The schedule this Lent is as follows:
March 16 Dr. Robbie Castleman, Associate Professor of Theology, John Brown University, Siloam Springs, AR
March 23 Dr. Phillip Cary, Professor of Philosophy, Eastern University, St. David’s, PA
March 30 Dr. Robert A. J. Gagnon, Associate Professor of New Testament, Pittsburgh Theological Seminary, Pittsburgh, PA
April 6 Rev. Allan Poole, Pastor, Blacknall Memorial Presbyterian Church, Durham, North Carolina
April 13 Rev. Mateen Elass, Pastor, First Presbyterian Church, Edmond, Oklahoma
April 20 Holy Week – No Wednesday service
Dr. Robbie Castleman
Dr. Robbie Castleman came to John Brown University from Florida State University where she was on staff with InterVarsity Christian Fellowship for 14 years. She earned her Bachelor's degrees in Biblical Studies from Loyola University, where she graduated summa cum laude. She has a Master's degree in Religion from Florida State. She graduated with honors and had her thesis chosen for a faculty forum. In the summer of 2002, she spent a week in Cambridge at the Tyndale House, working on her dissertation. Then she completed her doctoral work in the summer of 2003 at the University of Dubuque Theological Seminary where she focused on Trinitarian ecclesiology. Her dissertation and doctoral project was titled "Teaching the Trinity."
Dr. Castleman is a published writer and has books published by IVPress (Parenting in the Pew, True Love in a World of False Hope, and Faith on the Edge ). She is currently under contract with IVPress for a book on the biblical patterns of Christian Worship. She has also published a Bible Study Guide on discipleship that looks at the whole New Testament picture of Simon Peter. She has other Bible Study Guides published through Shaw/Waterbrook Publishers in the Fisherman Bible Study Guide series: David, King David, Elijah, Miracles. 
Dr.
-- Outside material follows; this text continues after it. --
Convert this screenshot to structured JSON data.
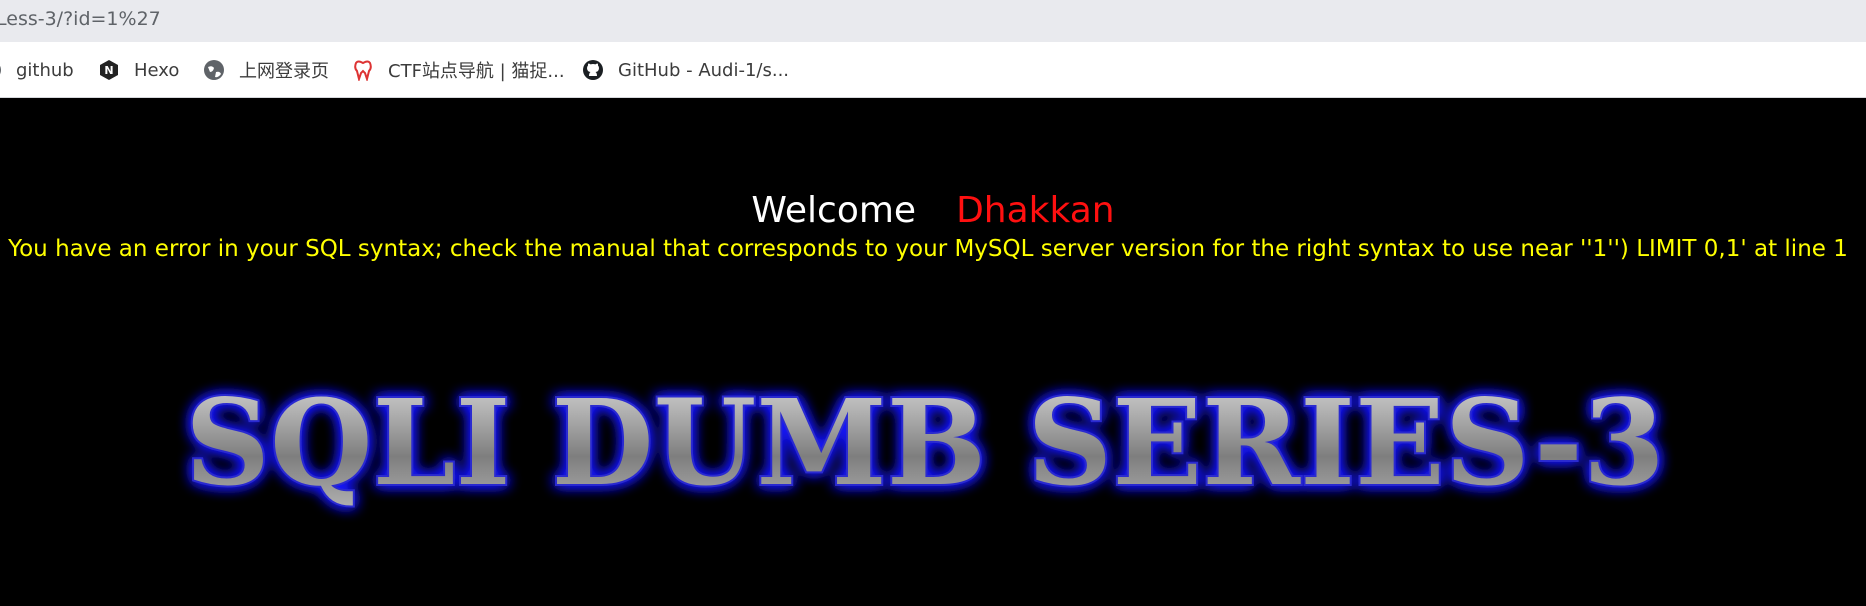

Phillip Cary
Dr. Phillip Cary is Professor of Philosophy at Eastern University in St. David’s, PA, where he is also Scholar-in-Residence at the Templeton Honors College and Director of the Philosophy Program. His academic specialty is the work of Augustine and the history of Christian thought. He has also written a commentary on the book of Jonah. He is best known to the public through his audio and video lecture series on Augustine, Luther, The History of Christian Theology, and Philosophy and Religion, published by The Teaching Company.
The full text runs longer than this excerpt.